Who I am on the inside

I’d rather be an outsider.”

-Lecrae, Outsiders

Even from a Christian point of view, the argument of the façade is still not legit. Just as we like more often to hear the success stories that started from the bottom, we need to read the stories of people who went through the wilderness and got out of it. The fact that when man is born again, he still has the tendency to sin should tell you something. Imagine how insecure Christians would feel if everybody mentioned in the Bible was 100% righteous. Who could we relate to when everyone else is making us feel amazingly ‘less than’? You must be hypocritical if you’re one of the façade supporters and yet are not advocates for the book of Job to be completely removed from the Bible.

Maybe my sense of reality is biased, but I’d still like to call myself a realist.

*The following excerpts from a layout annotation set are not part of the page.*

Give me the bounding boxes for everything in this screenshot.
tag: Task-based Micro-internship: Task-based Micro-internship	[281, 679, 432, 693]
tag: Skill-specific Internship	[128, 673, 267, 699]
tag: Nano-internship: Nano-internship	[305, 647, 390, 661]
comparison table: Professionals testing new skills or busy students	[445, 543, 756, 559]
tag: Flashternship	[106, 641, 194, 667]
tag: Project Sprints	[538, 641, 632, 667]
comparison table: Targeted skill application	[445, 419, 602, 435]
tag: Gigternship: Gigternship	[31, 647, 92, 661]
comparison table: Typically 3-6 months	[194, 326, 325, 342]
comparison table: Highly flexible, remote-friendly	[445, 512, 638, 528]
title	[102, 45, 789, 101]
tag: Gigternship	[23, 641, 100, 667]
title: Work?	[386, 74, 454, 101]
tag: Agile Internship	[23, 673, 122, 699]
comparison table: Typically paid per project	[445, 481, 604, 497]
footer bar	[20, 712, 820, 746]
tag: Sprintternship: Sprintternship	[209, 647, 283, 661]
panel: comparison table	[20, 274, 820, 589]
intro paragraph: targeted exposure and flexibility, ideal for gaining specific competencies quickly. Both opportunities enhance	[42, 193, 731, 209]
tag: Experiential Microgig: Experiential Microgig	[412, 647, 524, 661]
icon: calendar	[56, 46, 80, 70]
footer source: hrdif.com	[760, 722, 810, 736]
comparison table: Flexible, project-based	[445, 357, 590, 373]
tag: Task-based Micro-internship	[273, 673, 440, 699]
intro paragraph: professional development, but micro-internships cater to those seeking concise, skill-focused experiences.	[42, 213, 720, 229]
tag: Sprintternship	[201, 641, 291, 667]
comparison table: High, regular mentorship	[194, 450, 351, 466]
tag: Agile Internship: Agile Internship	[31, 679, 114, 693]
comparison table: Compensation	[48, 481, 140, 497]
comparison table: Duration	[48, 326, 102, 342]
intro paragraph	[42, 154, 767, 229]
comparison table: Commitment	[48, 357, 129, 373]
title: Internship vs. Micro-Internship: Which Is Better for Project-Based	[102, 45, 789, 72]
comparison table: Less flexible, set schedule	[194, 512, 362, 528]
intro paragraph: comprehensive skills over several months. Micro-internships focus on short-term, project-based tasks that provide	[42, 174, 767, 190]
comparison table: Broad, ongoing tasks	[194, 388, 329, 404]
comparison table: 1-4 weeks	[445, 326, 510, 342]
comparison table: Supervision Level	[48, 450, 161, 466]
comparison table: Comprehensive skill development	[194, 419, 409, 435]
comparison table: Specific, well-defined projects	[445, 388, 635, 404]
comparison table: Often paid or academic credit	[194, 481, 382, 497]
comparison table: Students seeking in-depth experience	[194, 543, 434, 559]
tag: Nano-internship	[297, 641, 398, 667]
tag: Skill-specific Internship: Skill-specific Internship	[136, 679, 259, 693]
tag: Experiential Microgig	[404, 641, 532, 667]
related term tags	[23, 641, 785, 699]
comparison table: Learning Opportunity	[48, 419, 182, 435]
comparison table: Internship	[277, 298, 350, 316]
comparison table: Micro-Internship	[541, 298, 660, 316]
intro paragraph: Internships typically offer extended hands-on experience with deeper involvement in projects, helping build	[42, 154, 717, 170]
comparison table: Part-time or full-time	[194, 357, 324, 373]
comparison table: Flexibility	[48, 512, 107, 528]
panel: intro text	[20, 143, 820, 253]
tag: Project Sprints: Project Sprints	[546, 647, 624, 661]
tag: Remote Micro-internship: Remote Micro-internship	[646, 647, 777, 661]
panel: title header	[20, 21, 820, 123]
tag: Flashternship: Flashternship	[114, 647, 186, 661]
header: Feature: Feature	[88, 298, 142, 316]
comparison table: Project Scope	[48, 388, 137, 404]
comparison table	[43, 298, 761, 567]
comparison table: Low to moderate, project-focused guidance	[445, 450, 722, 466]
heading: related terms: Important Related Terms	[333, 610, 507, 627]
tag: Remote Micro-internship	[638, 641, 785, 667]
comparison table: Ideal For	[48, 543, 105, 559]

“I know you don’t want to hear the truth

And you hate the fact that I actually got the proof

But I just need you to believe

The good, the bad, the ugly.”

These are the lyrics from Lecrae’s song ‘Good, Bad, Ugly.’ The song tells very personal stories about terrible childhood experiences and molestation. The point I’m trying to make is that the song emphasizes how the story has to be told of his life: the good things, the bad things AND the ugly things.